The selloff came after the technology-stock dominated Nasdaq Composite suffered its worst session in more than two-weeks. Analysts said the fall was largely due to investors switching their portfolios to financial stocks from technology firms. The S&P 500 Financials Index rallied 1.8% overnight on bets that U.S. interest rates were set to rise further.
U.S. borrowing costs climbed Wednesday after the world's largest economy expanded at a quicker-than-expected pace in the third quarter. Federal Reserve chair Janet Yellen's upbeat comments on the economy and job market also contributed to the rise in bond yields. The U.S. 10-year bond yield hit two-week highs overnight while at the shorter-end, two-year borrowing cost hovered near multi-year highs.
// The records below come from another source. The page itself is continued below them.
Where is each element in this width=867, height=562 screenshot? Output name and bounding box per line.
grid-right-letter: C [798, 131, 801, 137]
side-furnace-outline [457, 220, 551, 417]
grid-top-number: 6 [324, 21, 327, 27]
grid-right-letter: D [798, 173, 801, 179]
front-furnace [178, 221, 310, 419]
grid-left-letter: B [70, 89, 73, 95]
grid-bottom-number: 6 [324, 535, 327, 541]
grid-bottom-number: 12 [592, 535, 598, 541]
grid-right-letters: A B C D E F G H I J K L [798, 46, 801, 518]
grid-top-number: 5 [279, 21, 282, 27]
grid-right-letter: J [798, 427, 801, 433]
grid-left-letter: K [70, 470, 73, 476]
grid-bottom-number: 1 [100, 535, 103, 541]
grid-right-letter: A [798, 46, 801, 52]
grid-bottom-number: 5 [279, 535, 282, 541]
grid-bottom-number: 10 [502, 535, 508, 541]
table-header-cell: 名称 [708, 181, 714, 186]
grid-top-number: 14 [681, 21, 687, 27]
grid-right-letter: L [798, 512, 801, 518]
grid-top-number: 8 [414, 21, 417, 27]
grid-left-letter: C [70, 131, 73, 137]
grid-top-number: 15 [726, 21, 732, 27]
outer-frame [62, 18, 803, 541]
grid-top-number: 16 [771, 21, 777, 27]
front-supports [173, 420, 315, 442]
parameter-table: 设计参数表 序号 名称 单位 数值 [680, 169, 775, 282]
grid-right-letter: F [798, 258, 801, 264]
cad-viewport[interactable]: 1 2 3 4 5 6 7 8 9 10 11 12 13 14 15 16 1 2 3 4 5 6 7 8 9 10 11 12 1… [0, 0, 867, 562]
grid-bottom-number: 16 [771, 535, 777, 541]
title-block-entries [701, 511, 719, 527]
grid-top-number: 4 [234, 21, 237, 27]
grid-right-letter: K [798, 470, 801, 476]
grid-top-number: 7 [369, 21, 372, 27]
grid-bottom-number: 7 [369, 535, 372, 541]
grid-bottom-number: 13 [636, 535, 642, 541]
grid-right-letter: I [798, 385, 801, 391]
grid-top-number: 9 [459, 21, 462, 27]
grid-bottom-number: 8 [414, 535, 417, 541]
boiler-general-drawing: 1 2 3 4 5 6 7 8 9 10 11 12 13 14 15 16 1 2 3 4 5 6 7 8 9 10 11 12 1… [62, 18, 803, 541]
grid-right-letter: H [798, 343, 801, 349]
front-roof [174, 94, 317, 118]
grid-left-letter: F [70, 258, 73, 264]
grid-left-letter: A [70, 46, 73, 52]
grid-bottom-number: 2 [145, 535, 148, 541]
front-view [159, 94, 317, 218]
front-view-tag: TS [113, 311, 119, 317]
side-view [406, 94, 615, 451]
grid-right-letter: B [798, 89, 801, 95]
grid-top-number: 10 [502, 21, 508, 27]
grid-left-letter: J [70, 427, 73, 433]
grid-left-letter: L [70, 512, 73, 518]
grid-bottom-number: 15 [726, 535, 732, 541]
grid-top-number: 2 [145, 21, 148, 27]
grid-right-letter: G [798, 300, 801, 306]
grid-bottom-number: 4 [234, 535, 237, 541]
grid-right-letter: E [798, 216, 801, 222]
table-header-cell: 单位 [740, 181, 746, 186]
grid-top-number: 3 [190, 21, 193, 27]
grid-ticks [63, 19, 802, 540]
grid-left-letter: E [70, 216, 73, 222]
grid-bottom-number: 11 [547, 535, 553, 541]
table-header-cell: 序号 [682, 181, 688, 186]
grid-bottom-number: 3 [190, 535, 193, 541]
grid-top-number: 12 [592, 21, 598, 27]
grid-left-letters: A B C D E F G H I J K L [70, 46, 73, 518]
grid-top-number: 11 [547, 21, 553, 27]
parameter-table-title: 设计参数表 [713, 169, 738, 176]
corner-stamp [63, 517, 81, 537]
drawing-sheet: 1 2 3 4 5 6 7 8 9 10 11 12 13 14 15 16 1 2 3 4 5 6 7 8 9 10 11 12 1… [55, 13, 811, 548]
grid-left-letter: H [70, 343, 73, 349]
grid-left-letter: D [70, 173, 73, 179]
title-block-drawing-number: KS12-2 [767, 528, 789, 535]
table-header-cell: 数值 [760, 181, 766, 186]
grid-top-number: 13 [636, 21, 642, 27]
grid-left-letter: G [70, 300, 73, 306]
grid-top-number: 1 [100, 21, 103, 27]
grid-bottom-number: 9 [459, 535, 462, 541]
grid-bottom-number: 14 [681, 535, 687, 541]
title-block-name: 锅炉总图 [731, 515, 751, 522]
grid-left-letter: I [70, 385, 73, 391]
In economic news out of Asia, South Korea's central bank raised interest rates by 25 basis points to 1.50% as expected. The official gauge of China's factory activity rose to 51.8 in November from 51.6 in previous month, ahead of expectations. The non-manufacturing official index increased to 54.8 from 54.3.
In Kuala Lumpur, Sime Darby resumed trading on Thursday following the demerger of its plantation and property units. The stock closed at 2.35 ringgit as compared with its adjusted post-spin off reference price of 1.85 ringgit. Sime Darby Plantation closed at 5.01 ringgit on its debut as against the reference price of 5.53 ringgit and Sime Darby Property ended at 1.20 ringgit against the 1.50 ringgit reference price.
Malayan Banking, Malaysia's largest lender by assets, rose by 0.5% after reporting that third-quarter net profit rose 13%, thanks largely to higher net interest income. Hong Leong Financial Group added 2.7% after first-quarter net profit rose by 18%, helped by stronger contribution from commercial banking and insurance businesses.
Airports of Thailand ended unchanged. The manager of international airports reported a 7% increase in net profit for the financial year ended September 30.
Bank of East Asia, the third largest bank in Hong Kong, added 3% after saying it will sell equity interests and loan portfolio of its China and Hong Kong consumer finance business to China Financial Services for HK$1.08 billion ($138 million). The H-shares of China Financial Services rose 2.8%.
In country indexes compiled by Nikkei, China declined 2% and Hong Kong dropped 1.7%. South Korea lost 1.2%, Taiwan shed 2.5% and India slumped 1.1%.
The Nikkei Asia300 ASEAN Index of Southeast Asian companies closed down 0.3%.